Ma non arrabbiarti professore. Non sempre arriva il momento della verità, non per forza c’è il momento della resa dei conti, non è assolutamente certo che un giorno, una sera, una notte quel labile ed incerto velo che noi curiamo, infiliamo, strappiamo e ricuciamo e che chiamiamo verità sia in realtà un tessuto come quelli ormai liofilizzati di certe produzioni contraffatte. Niente resiste all’usura del tempo, puoi essere un perfetto sarto ma certi vestiti non li puoi indossare più ogni bivio ed incrocio che ci si propone nel cammin di nostra vita.
"Il giocatore invisibile" è una grigia ma accecante partita dove grandi studiosi che in nome del loro assoluto e dittatoriale rigore scientifico perdono costantemente il contatto con la realtà, con qualsiasi tipo di realtà, fino a sprofondare e scivolare vittime più che degli attacchi o scortesie degli altri, della loro insuperabile inettitudine.
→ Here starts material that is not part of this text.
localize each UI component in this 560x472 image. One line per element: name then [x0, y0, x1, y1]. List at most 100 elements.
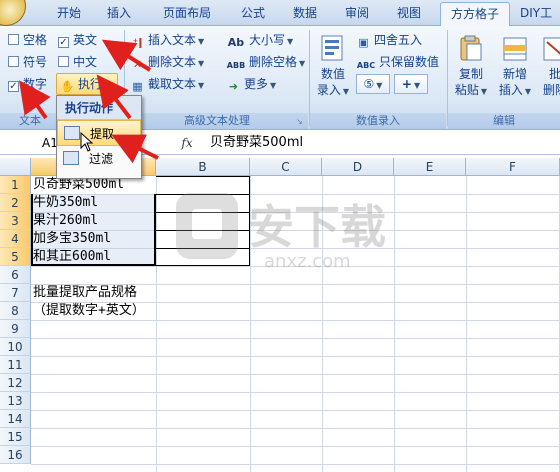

Adatto ad adulti anche senza importanza, che non si prendono sul serio ma che amano il confronto piuttosto che l’egocentrismo, uscito nel 1978 ma ancora attualissimo per struttura, scrittura e contenuti, questa opera di Giuseppe Pontiggia ( 1934-2003) è un testo dalle sfumature quasi noir, dai contenuti esistenzialisti, dalla struttura assolutamente leggibile e godibile. Un altra piccola perla da parte dell'autore di Vita di uomini non illustri e La grande sera. Impietoso, tra l’altro, il ritratto del cosiddetto mondo professorale e cattedratico italiano, chiuso in se stesso, talvolta claustrofobico, pieno di paure, paranoie, falsità, carrierismi, adulazioni, rapporti sostanzialmente non sinceri e dall’aspetto cinereo, funebre.

Un Pontiggia più lineare del solito, nella scrittura,qui dedito ad un mostrare flaubertiano più che allo scandaglio senza illuminismi di sorta degli inganni ed autoinganni che il molteplice e dimidiato essere umano perpetra ai danni di se stesso soprattutto ma anche della sua comunità, spesso non per sadica cosciente volontà di male o di nulla, ma per mera e pura incapacità di, insanità a, inabilità per.
Gli uomini sono né incompleti né tantomeno imperfetti. Gli uomini sono inganno ed ingannati, anche e soprattutto grazie all'espediente del linguaggio, forma di comunicazione che dovrebbe disgelare o aiutare la comprensione di se e del mondo degli altri e che invece, alla fine, più che preciso si rivela dissimulatore, più che avere un senso ne dispiega vari ed eventuali, proprio come un trucco, un inganno.